Why the Minneapolis Star Tribune chose to inflict this story on us today is beyond me.
My mom who was also 18 in 1942 was spitting tacks all day over this. She moved up to "the cities" in the summer of '42 and was working in an office. She was most upset over what Poppy had to say about the girls in Minneapolis back then. She was particularily worried because she was a princess in that summer's Aquatennial celebration and they had had Navy cadets escort the princesses during various activities and she was afraid she might have had some contact with the "old jerk". After I read the article, I was able to comfort her with the news that Poppy was not here in the summer. Actually, by the time he hit town, Mom had gone out to L.A. to live with her aunt and was working in Studio city. She was most relieved, but still peeved about his attitude.

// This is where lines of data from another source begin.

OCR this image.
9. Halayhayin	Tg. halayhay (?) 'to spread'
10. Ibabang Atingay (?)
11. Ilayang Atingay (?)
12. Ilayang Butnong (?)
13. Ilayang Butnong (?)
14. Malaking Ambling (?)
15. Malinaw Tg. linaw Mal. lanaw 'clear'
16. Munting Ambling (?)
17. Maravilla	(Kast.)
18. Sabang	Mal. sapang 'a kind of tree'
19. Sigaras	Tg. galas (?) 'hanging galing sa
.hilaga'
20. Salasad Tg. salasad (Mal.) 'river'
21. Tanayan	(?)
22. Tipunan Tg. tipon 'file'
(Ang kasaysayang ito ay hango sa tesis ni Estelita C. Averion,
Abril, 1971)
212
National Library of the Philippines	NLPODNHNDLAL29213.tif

http://www.startribune.com/stories/468/4237110.html<SNIP>
MINNEAPOLIS - George H.W. Bush was 18 when he spent Thanksgiving Day in Minnesota and could not know then that he would become the 41st president of the United States. But the Navy cadet at Wold-Chamberlain Field in Minneapolis wrote dozens of letters home that reveal his enthusiasm for flying, his growing appreciation of his family's privileges and other values that re-emerged later in his career.

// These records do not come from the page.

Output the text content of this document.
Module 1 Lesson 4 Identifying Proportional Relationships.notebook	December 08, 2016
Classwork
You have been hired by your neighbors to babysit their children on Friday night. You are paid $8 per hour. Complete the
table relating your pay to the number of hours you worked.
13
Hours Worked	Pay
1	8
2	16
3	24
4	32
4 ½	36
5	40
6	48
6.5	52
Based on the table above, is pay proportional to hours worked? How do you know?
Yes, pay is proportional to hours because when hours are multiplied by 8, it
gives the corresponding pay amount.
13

His letters, mostly to his mother, Dorothy, describe not only Minnesota's below-zero weather but his worries about money, his fear of washing out of training and a close call during a night exercise. They also describe visits to well-to-do Twin Cities-area households such as the Pillsburys' and his appreciation for his own family, especially during a Thanksgiving far from home.
One candid letter to his mother dealt with premarital sex.

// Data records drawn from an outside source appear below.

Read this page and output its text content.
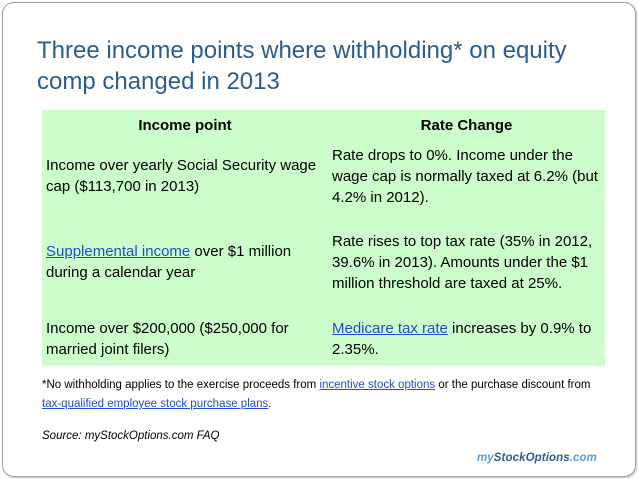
Three income points where withholding* on equity comp changed in 2013
Income point	Rate Change
Income over yearly Social Security wage cap ($113,700 in 2013)	Rate drops to 0%. Income under the wage cap is normally taxed at 6.2% (but 4.2% in 2012).
Supplemental income over $1 million during a calendar year	Rate rises to top tax rate (35% in 2012, 39.6% in 2013). Amounts under the $1 million threshold are taxed at 25%.
Income over $200,000 ($250,000 for married joint filers)	Medicare tax rate increases by 0.9% to 2.35%.

*No withholding applies to the exercise proceeds from incentive stock options or the purchase discount from tax-qualified employee stock purchase plans.

Source: myStockOptions.com FAQ

myStockOptions.com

"I would hate to find that my wife had known some other man, and it seems to me only fair to her that she be able to expect the same standards from me," Bush wrote. "Most fellows here - true, some are engaged and some believe as I do - but most fellows take sex - as much as they can get.
"This town (Minneapolis) in particular seems full of girls (working in offices etc), rather attractive girls at that, who after a couple of drinks would just as soon go to bed with some cadet. They are partly uniform-conscious, I suppose, but the thing is they, as well as the cadets, have been brought up differently. They believe in satisfying any sexual urge by contact with men. They all say 'I'm not that type of girl, but alright - just for you!' Every single girl says this."
He closed: "To think all this was brought on by your asking me what I thought about kissing." He signed it with his family nickname, "Pop," to which he added: "professor of 'sexology' PH.D."